Despite Okundaye’s dedication to passing along the adire artform and its burgeoning presence on the more conventional fashion scene, she remains skeptical about the future of the textile tradition and has slowly modernized her methods to accommodate the lagging interest.  “When I saw that people weren’t buying adire fabric anymore, I started transferring the patterns on the fabric to the canvas, using pen to make the same designs that we used to paint with feathers.”

While adire is largely a forgotten and dying form in its country of origin, the ancient craft from Nigeria is making itself known in Western fashion spheres. In April this year, noted author and feminist Chimamanda Ngozi Adichie was invited to address graduating seniors at Harvard College, and she boasted her adire excitement on Instagram, heralding a newfound cache for this Nigerian handiwork:

Chimamanda Ngozi Adichie

“Honored to be the Harvard University Class Day Speaker 2018. And I felt fully like myself in this lovely Adire dress by The Ladymaker.”

For Adichie, wearing adire is a conscious choice and part and parcel of her activism; she launched “Wear Nigerian” last year to support local designers from her homeland.

Until just a few years ago, not many had heard of adire outside of Nigeria, but that’s slowly changing.

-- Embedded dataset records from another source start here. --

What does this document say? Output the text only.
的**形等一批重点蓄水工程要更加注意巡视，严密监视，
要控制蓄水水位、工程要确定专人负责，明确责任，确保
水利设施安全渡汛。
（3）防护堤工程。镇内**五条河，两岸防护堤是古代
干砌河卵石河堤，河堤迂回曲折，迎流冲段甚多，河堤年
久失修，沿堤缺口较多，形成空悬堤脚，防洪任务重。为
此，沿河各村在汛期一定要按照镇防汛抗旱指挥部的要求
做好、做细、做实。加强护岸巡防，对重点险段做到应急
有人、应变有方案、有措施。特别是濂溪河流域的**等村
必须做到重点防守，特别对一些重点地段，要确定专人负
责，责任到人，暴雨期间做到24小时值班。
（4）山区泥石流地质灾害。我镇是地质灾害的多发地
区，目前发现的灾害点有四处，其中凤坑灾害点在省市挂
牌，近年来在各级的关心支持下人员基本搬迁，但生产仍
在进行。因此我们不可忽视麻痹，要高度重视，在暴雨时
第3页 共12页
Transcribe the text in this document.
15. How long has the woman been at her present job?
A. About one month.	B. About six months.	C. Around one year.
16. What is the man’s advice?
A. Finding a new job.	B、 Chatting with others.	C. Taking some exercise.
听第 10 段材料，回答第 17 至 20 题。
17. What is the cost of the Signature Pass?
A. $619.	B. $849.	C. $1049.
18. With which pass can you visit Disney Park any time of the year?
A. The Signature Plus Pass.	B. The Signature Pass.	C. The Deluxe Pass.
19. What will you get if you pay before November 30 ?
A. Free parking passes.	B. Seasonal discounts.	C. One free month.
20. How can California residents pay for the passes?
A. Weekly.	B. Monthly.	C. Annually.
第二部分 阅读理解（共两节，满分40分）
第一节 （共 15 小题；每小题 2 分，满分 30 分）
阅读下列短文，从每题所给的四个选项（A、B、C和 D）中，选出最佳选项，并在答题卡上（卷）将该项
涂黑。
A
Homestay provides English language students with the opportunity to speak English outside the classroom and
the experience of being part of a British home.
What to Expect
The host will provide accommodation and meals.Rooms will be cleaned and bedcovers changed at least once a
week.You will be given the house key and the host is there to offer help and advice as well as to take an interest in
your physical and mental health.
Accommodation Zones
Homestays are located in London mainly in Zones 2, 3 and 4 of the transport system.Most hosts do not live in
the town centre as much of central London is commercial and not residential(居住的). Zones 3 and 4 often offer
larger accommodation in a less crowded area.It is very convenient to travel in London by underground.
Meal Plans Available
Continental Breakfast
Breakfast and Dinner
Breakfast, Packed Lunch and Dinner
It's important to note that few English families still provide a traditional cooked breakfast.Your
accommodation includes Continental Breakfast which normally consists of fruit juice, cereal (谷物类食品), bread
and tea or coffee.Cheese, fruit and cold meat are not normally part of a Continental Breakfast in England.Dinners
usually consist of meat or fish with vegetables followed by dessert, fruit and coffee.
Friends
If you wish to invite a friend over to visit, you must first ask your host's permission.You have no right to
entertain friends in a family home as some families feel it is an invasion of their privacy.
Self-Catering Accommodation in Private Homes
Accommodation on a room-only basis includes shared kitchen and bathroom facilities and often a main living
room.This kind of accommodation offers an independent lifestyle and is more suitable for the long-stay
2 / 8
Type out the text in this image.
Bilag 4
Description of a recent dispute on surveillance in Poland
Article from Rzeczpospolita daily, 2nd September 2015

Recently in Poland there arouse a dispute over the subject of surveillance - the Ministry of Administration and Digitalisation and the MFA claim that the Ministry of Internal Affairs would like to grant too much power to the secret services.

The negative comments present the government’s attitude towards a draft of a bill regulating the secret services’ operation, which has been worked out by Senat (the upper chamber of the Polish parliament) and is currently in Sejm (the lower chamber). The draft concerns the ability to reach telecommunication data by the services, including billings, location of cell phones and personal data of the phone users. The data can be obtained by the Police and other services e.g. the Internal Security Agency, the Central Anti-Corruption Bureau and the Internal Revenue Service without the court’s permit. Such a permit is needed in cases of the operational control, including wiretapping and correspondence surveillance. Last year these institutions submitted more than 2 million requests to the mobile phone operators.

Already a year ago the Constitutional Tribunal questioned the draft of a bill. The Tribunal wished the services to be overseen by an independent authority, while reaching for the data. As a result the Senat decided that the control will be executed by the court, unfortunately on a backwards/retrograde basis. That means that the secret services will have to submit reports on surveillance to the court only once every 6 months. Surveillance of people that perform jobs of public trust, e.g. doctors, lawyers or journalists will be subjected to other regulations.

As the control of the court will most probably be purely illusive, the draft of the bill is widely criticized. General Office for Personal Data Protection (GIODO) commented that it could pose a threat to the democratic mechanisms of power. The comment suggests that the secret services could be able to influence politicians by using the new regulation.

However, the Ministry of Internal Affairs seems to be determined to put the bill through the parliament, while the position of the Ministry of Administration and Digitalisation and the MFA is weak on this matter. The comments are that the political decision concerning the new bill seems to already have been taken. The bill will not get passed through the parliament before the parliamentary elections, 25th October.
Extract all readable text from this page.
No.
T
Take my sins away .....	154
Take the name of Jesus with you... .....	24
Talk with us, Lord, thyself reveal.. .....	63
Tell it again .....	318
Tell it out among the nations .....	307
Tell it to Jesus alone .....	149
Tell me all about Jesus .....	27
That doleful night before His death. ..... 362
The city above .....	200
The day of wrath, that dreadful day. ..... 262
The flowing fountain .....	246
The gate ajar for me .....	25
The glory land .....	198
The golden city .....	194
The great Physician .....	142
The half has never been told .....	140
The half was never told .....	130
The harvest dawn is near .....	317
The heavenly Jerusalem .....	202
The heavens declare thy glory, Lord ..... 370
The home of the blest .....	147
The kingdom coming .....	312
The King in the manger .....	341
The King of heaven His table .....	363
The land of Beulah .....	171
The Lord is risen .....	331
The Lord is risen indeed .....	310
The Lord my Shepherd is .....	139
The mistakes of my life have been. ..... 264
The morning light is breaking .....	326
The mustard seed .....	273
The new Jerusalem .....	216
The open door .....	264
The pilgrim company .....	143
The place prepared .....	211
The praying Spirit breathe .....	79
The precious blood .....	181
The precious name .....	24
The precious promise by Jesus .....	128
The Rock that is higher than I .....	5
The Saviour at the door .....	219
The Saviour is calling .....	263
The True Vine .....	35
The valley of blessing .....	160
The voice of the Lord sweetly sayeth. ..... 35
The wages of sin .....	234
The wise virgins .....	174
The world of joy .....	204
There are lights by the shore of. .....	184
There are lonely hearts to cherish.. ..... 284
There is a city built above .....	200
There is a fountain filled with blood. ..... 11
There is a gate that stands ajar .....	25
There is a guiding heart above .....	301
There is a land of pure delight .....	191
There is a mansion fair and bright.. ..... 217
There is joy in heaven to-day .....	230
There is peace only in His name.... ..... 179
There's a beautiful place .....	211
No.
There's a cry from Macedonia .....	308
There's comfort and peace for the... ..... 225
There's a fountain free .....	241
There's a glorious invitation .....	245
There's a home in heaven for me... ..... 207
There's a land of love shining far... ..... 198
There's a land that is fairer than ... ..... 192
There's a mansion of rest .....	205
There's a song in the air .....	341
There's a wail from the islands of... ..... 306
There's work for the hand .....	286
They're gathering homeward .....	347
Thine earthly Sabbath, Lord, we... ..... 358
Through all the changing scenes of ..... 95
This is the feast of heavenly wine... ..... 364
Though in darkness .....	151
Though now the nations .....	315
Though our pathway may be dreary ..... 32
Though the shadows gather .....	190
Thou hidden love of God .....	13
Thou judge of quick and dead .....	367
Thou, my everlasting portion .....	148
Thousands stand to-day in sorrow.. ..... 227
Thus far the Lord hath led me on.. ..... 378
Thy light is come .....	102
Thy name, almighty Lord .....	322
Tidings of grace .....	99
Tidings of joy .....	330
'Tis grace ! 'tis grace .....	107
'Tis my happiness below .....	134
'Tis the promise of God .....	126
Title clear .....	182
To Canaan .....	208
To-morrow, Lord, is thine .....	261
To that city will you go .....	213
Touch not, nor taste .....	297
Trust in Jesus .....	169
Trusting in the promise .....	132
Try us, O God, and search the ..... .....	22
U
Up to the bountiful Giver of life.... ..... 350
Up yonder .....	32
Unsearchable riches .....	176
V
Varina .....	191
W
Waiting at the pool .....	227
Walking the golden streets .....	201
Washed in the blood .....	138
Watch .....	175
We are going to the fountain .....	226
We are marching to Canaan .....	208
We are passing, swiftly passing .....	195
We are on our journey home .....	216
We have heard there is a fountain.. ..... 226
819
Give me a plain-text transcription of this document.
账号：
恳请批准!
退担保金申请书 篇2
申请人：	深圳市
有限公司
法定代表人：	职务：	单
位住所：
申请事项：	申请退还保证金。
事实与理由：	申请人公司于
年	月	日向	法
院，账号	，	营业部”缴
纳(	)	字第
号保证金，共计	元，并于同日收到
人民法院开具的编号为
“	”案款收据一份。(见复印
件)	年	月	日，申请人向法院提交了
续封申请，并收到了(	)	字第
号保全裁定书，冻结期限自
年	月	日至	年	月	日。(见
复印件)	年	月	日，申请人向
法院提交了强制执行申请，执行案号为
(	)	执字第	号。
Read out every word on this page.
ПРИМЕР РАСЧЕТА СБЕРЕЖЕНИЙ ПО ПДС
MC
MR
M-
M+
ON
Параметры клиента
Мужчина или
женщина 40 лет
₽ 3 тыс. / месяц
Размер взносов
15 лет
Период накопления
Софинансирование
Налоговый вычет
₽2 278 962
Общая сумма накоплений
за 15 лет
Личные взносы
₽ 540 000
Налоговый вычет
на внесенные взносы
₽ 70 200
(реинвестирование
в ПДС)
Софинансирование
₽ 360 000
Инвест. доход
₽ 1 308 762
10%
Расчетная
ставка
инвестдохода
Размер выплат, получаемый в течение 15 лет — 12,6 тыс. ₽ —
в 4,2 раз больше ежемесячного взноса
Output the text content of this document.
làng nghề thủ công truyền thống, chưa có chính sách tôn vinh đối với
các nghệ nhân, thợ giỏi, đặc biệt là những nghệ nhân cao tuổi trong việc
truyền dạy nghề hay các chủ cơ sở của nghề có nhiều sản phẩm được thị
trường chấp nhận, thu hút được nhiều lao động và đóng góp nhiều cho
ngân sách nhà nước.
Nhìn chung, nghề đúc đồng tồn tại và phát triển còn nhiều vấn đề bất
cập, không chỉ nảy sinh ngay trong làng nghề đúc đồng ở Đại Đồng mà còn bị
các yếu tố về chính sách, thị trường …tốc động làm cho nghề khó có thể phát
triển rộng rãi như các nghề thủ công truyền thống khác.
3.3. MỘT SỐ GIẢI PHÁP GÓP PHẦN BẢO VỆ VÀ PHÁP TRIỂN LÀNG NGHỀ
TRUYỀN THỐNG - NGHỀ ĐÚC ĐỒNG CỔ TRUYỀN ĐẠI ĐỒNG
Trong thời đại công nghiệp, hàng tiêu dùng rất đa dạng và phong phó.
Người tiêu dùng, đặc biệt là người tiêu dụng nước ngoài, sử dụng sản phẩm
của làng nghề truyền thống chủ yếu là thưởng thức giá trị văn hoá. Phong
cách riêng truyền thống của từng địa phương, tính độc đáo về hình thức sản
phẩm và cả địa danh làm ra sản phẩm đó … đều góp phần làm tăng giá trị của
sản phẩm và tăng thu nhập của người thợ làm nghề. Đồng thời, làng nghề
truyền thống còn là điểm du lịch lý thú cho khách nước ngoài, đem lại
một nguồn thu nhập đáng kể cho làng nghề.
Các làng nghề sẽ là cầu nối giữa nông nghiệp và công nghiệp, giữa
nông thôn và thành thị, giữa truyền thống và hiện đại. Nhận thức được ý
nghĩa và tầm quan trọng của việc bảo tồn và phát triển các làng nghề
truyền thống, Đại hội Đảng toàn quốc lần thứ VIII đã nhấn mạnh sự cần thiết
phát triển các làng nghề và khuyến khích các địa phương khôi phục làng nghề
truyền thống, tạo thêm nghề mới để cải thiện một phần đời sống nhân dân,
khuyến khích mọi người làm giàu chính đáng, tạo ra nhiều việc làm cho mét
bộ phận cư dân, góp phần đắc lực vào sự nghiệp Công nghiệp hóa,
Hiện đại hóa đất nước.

Today adire is enjoying a coming out moment and boasts global icon enthusiasts including Michelle Obama, Lady Gaga, and Lupita Nyong’o.

For a clutch of young Nigerian designers catering to the fashion conscious around the world, adire’s rich history is a compelling selling point to consumers; the craft is indigenous, difficult to produce, rare, and every pattern is a unique form of storytelling.

“Adire was once dying out due to the cheap textile alternatives coming from the east,” says Niyi Okuboyejo, founder of the menswear label Post-Imperial. “But many young Nigerian designers are now embracing it. The method appeals to several global markets as we have several retail doors in Japan, France, England and the US.” 

Okuboyejo is of Nigerian-descent and based out of the United States, where he has found a following for his adire-inspired formal and office wear.

Post-Imperial production and product shots

“A lot of the symbols in adire have meaning and when put together could serve as a platform for storytelling,” he writes me in an email. The patterns in adire are a tapestry of the rich old stories of Yoruba culture, the myths, the history, the folklore, and the rituals.

“It is just one of the many traditional textiles that we still have. As it has done for Post-Imperial, it can serve as a tool to create narratives for the Black designer (especially one of Nigerian descent). Africa is the last frontier of new ideas due to so much untapped concepts and narratives within it, and adire is part of that.”

For designers like Okuboyejo and Amaka Osakwe (named “West Africa’s Most Daring Designer” in a New Yorker profile)—her label Maki Oh is entirely inspired by adire and a favorite with celebrities—the fabric represents pride in African and black heritage.   

Okundaye, meanwhile, is planning for the future in case adire’s current en vogue moment begins to fade like so many fashion trends tend to do. She plans to open a textile museum in Lagos later this year; she has already collected all the fabrics she wants to exhibit. “It will be the first of its kind,” she says, “a place to see all the textiles of Africa.”

She pointed towards her adire paintings.

“You can put this on your wall and remember the vanishing art.”